Midwives’ Appointments for Professional Care
I don’t do a lot of appointments, but I do do some. And at each, I:
- Weigh myself
- Measure fundal height
- Listen to baby’s heartbeat with fetoscope (starting at 18 weeks)
- Feel for baby’s position
- Test urine for protein/sugar
- Check for any swelling in legs
- Check blood pressure
These are non-invasive tests that could give clues that maybe, further intervention is needed. I am comfortable with that, at this time. I also spend time talking through my pregnancy experiences and birth hopes, so that my birthing team is on the same page I am.
I take pregnancy health very seriously. Eating well and taking key supplements to maintain health is very important to me, and will continue to be after my baby is born and I am healing and my baby is exclusively breastfeeding. I monitor any unusual symptoms — even ones that are “normal” like constipation — for clues on what else I may need to be doing to maintain optimal health.

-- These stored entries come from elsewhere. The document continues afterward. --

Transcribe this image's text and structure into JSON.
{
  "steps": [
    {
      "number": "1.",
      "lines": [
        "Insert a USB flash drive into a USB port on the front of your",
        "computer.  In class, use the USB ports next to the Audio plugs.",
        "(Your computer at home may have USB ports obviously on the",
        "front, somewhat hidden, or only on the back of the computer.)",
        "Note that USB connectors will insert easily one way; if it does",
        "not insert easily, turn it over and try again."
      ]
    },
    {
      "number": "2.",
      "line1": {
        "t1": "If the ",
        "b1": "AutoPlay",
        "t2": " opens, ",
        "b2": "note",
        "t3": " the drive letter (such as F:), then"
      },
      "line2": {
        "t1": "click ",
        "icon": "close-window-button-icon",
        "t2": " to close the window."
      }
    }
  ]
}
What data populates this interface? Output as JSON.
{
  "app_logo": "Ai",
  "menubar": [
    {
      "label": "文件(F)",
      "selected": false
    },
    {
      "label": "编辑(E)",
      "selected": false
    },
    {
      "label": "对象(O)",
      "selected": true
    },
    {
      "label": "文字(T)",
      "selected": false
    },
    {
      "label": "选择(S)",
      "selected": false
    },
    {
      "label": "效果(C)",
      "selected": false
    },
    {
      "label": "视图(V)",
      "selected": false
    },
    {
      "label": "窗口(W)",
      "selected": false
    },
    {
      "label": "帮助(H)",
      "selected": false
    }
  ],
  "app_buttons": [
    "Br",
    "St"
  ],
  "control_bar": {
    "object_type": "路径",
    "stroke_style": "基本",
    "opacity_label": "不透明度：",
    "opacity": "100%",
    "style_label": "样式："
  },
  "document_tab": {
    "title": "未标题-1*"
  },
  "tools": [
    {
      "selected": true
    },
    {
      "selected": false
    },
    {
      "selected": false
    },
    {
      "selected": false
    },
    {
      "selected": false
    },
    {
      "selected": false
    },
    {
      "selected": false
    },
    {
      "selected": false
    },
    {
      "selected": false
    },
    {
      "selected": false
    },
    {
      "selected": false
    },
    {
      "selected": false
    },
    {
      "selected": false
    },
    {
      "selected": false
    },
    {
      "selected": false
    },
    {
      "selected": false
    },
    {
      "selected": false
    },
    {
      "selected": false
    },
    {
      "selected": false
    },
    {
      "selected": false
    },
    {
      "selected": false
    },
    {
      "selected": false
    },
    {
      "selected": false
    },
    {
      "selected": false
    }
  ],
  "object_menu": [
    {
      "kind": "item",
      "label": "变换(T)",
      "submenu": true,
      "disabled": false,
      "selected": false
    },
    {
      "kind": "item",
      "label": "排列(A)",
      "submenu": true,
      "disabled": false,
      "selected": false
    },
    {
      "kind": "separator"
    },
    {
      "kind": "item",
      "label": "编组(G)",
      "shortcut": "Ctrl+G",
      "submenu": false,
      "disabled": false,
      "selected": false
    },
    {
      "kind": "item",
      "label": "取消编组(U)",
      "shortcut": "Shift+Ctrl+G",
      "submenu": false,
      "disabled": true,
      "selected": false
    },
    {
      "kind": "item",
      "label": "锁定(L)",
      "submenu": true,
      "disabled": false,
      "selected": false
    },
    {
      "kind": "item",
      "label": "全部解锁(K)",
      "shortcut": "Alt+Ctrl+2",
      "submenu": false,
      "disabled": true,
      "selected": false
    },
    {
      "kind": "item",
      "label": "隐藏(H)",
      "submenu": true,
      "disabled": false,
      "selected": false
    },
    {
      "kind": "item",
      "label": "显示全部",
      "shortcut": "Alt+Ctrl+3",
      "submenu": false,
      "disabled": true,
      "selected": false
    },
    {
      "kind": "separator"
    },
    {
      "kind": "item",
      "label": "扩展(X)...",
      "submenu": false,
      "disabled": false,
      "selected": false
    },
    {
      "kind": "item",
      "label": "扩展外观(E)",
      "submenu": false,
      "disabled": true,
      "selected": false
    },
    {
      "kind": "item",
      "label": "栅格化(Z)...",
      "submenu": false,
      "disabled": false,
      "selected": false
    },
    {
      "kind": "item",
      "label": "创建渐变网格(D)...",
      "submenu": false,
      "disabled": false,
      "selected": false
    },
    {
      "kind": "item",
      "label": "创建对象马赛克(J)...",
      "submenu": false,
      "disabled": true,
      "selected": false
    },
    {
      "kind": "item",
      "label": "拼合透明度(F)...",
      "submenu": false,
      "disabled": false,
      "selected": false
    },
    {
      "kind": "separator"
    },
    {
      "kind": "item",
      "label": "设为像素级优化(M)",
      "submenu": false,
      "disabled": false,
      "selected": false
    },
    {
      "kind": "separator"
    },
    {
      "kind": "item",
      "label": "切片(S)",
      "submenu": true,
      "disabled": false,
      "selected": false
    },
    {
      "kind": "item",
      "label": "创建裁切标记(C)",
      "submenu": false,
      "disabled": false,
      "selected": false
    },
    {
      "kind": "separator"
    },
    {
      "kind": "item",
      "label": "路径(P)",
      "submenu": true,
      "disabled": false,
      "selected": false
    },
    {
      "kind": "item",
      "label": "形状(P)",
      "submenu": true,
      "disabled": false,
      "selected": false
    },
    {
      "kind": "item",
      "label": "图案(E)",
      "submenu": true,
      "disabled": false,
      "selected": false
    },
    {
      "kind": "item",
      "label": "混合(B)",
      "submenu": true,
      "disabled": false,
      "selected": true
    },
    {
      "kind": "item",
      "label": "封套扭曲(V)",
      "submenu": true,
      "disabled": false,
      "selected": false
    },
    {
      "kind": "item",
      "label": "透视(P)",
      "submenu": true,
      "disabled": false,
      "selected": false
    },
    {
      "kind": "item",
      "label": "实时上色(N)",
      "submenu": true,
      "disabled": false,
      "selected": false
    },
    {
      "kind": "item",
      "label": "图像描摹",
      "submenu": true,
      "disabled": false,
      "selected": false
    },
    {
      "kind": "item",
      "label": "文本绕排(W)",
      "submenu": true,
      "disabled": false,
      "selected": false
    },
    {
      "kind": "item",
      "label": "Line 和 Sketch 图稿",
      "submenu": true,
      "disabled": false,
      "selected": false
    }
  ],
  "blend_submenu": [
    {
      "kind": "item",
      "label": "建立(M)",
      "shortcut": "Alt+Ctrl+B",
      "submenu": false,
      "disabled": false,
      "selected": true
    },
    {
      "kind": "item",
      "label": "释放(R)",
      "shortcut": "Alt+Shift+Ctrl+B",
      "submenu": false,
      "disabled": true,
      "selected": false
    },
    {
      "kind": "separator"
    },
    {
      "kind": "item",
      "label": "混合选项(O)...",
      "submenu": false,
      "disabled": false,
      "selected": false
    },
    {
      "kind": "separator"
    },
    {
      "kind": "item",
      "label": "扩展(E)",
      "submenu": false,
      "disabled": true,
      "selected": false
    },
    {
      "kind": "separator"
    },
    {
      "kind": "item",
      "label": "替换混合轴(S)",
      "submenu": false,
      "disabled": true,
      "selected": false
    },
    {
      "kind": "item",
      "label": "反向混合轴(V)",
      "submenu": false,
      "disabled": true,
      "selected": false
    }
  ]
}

Also, I try to get some exercise — usually stretching and walking. I notice I feel better in general when I do. It’s important to me to maximize my “healthy living” for an optimal pregnancy outcome.
Can a “perfect” diet and natural-living plan guarantee a positive outcome? Of course not. But neither can all the testing and intervention in the world. Nothing can guarantee a positive outcome. I choose to go with natural, until/unless there is a reason to do more.
How do you stay healthy during pregnancy?